Interpreting results from this calculator
After you click calculate, the tool reports:
- Total individuals and total allele copies
- Allele frequencies p and q
- Observed genotype frequencies
- Expected Hardy-Weinberg genotype frequencies
- Expected genotype counts based on your sample size
- Observed heterozygosity and expected heterozygosity
The accompanying chart visualizes the observed versus expected genotype frequencies so differences are easy to spot. This is useful for students learning the relationship between genotype counts and allele frequencies, and for analysts who want a quick visual quality check before exporting data elsewhere.

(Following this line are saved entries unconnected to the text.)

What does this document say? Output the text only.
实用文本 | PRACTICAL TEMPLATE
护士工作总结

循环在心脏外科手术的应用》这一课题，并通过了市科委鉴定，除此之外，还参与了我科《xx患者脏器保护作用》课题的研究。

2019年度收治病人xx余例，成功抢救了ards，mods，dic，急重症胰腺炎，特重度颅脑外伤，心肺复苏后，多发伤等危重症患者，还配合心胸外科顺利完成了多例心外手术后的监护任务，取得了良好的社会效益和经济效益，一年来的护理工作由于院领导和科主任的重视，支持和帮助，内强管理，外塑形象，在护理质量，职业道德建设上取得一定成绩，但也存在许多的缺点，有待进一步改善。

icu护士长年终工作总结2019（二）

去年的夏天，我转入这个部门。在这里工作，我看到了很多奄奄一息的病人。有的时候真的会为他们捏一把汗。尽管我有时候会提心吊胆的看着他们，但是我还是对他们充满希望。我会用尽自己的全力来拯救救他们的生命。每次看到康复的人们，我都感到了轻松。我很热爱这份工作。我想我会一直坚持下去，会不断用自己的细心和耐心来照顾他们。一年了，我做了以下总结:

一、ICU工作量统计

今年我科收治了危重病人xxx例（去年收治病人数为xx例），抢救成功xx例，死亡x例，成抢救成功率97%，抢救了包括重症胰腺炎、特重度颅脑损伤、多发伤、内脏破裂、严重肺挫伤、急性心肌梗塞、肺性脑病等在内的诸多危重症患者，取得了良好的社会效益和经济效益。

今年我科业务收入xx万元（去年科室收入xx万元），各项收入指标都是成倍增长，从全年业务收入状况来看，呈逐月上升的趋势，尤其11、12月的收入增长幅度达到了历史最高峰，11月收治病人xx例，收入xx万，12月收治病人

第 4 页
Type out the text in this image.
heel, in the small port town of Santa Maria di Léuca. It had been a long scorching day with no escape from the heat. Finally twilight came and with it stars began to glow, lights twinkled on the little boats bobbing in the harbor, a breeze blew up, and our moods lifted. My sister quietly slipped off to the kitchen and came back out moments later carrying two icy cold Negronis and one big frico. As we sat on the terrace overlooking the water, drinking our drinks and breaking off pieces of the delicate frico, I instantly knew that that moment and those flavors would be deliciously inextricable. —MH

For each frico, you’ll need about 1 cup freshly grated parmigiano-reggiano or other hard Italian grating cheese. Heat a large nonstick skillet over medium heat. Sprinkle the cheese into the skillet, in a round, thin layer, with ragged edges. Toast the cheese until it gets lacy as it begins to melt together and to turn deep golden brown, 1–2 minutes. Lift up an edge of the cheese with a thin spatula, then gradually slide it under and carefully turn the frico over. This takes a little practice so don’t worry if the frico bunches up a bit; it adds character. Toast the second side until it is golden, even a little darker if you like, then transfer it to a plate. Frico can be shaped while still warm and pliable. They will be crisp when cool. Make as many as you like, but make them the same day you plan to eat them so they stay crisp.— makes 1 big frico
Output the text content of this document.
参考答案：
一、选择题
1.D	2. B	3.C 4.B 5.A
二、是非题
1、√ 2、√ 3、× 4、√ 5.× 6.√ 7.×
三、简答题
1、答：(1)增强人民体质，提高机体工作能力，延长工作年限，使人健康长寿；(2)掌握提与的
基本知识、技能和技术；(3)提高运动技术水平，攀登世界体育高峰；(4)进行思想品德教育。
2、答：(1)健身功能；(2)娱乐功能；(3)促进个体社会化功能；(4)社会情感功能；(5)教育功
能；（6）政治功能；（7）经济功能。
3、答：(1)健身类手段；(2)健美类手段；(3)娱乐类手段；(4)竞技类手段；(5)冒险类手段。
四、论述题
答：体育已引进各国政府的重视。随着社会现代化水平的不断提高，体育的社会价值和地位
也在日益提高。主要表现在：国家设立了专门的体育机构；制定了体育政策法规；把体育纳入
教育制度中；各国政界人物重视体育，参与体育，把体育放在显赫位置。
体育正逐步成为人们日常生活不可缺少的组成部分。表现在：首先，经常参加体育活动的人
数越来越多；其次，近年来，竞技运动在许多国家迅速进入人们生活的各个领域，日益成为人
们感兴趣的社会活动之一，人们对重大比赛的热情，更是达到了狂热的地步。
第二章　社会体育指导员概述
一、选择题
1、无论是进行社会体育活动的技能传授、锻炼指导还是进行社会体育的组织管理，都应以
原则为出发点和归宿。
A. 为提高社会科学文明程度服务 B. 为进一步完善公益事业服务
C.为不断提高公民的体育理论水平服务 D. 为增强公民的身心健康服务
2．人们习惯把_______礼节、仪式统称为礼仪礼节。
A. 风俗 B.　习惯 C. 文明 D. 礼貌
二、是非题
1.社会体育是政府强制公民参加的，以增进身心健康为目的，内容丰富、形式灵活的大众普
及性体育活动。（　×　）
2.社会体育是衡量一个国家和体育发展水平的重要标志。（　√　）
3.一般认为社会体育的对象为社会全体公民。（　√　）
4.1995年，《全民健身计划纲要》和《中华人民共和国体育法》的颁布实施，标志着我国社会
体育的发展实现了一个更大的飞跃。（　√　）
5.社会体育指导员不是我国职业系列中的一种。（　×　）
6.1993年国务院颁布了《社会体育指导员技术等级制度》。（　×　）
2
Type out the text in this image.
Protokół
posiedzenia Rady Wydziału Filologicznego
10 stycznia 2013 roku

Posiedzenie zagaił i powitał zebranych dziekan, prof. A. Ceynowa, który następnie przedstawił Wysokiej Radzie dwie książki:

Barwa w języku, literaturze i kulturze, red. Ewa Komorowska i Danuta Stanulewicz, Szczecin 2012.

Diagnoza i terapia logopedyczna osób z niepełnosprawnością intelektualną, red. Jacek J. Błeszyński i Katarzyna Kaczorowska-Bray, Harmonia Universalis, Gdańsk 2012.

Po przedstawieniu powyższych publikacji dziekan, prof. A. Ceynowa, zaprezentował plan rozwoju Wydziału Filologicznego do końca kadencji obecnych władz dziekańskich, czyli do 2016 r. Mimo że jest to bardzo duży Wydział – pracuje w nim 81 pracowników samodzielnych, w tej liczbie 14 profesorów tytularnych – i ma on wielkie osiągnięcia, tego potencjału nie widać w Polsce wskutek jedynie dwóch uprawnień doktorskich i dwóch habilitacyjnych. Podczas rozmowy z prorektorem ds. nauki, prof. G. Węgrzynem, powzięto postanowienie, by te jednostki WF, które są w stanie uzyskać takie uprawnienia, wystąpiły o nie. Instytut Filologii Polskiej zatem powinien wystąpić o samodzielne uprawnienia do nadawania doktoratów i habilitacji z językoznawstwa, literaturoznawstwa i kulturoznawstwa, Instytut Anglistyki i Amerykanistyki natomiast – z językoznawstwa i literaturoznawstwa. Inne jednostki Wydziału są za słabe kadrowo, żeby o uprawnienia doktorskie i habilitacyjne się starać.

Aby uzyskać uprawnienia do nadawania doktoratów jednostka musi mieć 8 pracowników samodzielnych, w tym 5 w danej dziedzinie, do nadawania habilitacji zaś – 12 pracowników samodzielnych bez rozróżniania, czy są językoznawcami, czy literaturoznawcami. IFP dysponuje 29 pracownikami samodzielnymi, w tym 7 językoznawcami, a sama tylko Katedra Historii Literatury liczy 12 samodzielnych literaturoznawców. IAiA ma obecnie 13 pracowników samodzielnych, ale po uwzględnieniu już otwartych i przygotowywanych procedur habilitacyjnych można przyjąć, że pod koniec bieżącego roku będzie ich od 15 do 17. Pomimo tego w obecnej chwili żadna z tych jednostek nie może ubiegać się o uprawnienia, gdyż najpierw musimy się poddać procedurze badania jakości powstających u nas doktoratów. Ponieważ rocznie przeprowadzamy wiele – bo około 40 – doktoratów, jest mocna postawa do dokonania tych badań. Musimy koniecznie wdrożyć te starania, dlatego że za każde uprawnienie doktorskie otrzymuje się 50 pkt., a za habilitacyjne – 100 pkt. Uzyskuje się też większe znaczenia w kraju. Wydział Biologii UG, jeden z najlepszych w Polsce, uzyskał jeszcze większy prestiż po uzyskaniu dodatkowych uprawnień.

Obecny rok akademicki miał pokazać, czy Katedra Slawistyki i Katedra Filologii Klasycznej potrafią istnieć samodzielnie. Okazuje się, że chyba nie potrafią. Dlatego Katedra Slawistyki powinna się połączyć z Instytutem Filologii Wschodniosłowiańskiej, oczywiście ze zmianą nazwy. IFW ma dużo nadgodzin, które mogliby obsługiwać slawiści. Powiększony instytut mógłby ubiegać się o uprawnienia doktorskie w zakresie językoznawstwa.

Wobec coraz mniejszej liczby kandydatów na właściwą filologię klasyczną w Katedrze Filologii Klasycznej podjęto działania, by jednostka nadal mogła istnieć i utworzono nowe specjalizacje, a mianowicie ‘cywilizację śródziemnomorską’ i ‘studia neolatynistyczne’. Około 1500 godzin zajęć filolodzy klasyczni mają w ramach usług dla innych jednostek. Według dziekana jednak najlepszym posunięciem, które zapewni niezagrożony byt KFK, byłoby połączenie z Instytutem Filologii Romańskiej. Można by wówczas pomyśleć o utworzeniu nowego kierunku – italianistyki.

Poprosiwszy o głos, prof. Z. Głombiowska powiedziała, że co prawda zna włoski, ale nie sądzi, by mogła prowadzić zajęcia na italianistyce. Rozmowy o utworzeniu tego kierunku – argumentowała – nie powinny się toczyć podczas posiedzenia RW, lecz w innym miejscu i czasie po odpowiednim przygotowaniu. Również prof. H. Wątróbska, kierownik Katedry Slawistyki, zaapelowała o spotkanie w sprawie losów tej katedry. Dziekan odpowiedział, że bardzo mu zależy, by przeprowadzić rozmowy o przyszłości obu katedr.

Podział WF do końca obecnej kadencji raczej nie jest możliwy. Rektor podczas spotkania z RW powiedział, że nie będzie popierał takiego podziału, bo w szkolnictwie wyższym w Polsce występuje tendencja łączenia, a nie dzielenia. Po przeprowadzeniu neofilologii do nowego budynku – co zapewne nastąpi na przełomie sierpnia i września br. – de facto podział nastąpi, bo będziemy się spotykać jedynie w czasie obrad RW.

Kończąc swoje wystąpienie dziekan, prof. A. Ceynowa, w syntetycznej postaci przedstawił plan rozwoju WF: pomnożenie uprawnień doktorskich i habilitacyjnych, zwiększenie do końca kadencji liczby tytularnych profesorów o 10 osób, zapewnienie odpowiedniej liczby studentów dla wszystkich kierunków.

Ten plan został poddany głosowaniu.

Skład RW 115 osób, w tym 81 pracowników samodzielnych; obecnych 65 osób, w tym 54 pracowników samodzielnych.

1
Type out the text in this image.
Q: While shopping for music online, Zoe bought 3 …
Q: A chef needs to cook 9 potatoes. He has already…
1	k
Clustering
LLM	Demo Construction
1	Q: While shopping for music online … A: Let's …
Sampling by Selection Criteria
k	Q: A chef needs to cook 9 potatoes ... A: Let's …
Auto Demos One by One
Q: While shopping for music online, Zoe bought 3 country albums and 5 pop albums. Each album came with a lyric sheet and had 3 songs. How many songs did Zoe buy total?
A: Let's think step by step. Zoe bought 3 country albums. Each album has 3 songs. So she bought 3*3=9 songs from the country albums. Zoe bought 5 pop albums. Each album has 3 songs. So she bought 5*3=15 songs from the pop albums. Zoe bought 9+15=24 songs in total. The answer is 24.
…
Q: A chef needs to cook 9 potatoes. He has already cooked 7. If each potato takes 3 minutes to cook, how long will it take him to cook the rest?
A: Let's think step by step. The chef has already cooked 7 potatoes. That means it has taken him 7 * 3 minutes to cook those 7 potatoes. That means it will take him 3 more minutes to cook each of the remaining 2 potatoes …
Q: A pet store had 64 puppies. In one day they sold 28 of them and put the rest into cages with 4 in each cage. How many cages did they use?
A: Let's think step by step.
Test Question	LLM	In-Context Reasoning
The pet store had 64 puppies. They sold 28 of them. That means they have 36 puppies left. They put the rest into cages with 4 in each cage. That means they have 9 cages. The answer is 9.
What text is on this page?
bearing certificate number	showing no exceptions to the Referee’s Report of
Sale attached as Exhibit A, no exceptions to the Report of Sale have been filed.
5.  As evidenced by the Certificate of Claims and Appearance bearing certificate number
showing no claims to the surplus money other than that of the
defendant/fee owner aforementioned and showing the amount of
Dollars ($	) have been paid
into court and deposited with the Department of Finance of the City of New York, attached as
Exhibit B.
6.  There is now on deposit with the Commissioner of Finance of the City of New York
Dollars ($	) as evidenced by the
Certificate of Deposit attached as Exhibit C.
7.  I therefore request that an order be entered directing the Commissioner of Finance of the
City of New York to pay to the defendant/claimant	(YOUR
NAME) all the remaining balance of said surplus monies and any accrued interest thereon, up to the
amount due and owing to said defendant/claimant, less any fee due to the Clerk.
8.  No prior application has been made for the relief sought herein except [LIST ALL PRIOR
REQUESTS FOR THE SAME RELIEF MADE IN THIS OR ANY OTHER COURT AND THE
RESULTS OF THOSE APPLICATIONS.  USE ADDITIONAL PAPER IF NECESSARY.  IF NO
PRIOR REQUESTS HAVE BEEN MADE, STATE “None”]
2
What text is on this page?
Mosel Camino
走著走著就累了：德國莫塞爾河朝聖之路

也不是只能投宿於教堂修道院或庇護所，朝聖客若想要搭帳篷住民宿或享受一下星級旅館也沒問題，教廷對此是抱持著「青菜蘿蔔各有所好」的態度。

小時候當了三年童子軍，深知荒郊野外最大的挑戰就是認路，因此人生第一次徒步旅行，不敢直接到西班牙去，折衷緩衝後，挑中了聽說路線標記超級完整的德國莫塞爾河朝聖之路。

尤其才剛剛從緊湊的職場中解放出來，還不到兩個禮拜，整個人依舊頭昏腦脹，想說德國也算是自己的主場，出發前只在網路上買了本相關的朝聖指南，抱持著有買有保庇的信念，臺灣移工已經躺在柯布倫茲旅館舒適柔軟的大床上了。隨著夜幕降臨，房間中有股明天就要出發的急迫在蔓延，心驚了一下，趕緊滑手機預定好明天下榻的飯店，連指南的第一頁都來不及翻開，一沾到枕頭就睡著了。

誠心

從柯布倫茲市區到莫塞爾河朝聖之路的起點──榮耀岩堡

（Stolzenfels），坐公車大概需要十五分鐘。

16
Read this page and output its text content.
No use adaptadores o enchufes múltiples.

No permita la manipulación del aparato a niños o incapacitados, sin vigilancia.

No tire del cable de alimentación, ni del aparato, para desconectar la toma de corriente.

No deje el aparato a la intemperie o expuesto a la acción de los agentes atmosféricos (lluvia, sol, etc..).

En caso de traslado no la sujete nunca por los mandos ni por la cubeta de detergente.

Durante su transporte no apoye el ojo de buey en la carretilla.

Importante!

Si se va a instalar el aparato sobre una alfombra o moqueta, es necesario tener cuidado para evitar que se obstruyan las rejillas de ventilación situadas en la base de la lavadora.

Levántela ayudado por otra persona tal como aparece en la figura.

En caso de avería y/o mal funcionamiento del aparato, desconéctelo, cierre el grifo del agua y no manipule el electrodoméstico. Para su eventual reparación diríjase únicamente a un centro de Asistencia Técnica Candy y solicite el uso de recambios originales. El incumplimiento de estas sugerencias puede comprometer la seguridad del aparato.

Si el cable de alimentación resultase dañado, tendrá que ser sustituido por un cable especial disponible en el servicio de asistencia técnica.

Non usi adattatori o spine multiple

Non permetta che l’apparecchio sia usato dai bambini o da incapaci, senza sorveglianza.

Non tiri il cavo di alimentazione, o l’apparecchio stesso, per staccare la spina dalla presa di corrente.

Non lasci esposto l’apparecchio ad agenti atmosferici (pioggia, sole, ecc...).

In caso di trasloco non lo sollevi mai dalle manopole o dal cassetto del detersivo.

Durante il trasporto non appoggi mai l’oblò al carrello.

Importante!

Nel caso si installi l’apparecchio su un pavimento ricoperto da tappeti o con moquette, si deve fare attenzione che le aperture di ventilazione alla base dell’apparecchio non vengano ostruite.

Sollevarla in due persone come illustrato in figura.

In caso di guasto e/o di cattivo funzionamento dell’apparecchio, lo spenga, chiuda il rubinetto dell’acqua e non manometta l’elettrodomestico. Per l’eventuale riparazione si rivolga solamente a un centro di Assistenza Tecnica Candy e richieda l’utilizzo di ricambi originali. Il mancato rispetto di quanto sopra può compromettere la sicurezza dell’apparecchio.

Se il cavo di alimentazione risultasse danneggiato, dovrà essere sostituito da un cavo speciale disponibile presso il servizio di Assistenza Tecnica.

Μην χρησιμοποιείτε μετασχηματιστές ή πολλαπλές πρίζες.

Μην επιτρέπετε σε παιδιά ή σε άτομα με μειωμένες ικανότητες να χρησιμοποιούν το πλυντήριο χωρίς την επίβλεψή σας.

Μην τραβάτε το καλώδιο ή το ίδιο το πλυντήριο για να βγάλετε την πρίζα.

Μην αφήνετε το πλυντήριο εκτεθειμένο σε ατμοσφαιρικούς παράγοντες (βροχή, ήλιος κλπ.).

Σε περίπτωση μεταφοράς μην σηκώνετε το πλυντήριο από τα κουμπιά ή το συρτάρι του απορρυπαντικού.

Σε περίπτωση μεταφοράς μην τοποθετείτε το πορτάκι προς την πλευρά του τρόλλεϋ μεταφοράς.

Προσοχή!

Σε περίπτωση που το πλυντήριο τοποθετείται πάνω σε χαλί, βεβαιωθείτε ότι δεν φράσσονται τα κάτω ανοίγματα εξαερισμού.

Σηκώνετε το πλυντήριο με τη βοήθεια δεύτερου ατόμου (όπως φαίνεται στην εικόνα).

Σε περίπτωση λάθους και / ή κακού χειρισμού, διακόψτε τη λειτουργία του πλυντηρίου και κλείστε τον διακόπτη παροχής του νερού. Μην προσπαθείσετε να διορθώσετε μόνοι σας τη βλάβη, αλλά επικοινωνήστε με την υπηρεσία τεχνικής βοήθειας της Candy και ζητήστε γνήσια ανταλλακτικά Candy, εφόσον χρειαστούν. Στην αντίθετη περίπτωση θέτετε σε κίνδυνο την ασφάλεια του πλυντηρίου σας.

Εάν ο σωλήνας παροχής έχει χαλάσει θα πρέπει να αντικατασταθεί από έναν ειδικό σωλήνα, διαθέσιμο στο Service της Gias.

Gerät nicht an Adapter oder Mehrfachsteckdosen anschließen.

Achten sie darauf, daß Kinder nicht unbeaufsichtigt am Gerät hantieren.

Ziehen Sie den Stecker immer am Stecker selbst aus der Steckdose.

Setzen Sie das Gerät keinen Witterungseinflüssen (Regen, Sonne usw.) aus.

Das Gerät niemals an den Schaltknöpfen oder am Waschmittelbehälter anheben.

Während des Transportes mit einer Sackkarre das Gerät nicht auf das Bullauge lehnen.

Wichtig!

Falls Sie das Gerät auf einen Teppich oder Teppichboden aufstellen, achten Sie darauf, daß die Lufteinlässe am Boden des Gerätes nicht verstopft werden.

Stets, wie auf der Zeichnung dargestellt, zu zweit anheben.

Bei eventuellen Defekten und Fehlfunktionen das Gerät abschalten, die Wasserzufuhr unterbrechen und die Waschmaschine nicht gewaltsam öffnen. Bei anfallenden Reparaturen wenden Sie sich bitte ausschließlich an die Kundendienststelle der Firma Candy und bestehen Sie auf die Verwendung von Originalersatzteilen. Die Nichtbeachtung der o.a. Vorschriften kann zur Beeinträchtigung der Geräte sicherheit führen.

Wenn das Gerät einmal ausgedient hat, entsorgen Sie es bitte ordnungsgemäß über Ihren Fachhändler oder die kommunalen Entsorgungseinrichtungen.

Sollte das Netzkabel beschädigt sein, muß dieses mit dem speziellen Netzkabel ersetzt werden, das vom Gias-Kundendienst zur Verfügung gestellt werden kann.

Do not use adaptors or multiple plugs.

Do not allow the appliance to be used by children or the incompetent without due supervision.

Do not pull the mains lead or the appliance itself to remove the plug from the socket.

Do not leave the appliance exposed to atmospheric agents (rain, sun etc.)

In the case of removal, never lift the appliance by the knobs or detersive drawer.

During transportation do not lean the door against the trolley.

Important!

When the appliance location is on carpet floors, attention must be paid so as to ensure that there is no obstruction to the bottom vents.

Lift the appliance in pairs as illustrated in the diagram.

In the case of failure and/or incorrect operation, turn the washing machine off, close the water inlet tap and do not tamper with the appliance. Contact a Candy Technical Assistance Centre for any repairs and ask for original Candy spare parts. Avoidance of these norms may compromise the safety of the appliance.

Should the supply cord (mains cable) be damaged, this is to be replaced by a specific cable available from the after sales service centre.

Authoritative genetics resources
If you want to deepen your understanding of allele frequencies, Hardy-Weinberg equilibrium, and variant interpretation, these authoritative sources are excellent starting points:
- National Human Genome Research Institute (.gov): Allele glossary and genetics fundamentals
- MedlinePlus Genetics (.gov): Hardy-Weinberg equilibrium overview
- University of California, Berkeley (.edu): Evolution and population genetics teaching resources
Final takeaways
An allele frequency calculator converts raw genotype counts into meaningful population genetic information. It helps you estimate p and q, compare observed and expected genotype frequencies, and understand heterozygosity at a glance. Whether you are reviewing a classroom problem, checking a breeding population, or exploring a simple genomics dataset, the core logic is the same: count genotypes, convert to allele totals, divide by 2N, and then interpret the results in the context of population genetics. Mastering this process provides a strong foundation for more advanced topics such as linkage disequilibrium, genetic drift, selection coefficients, association studies, and clinical variant interpretation.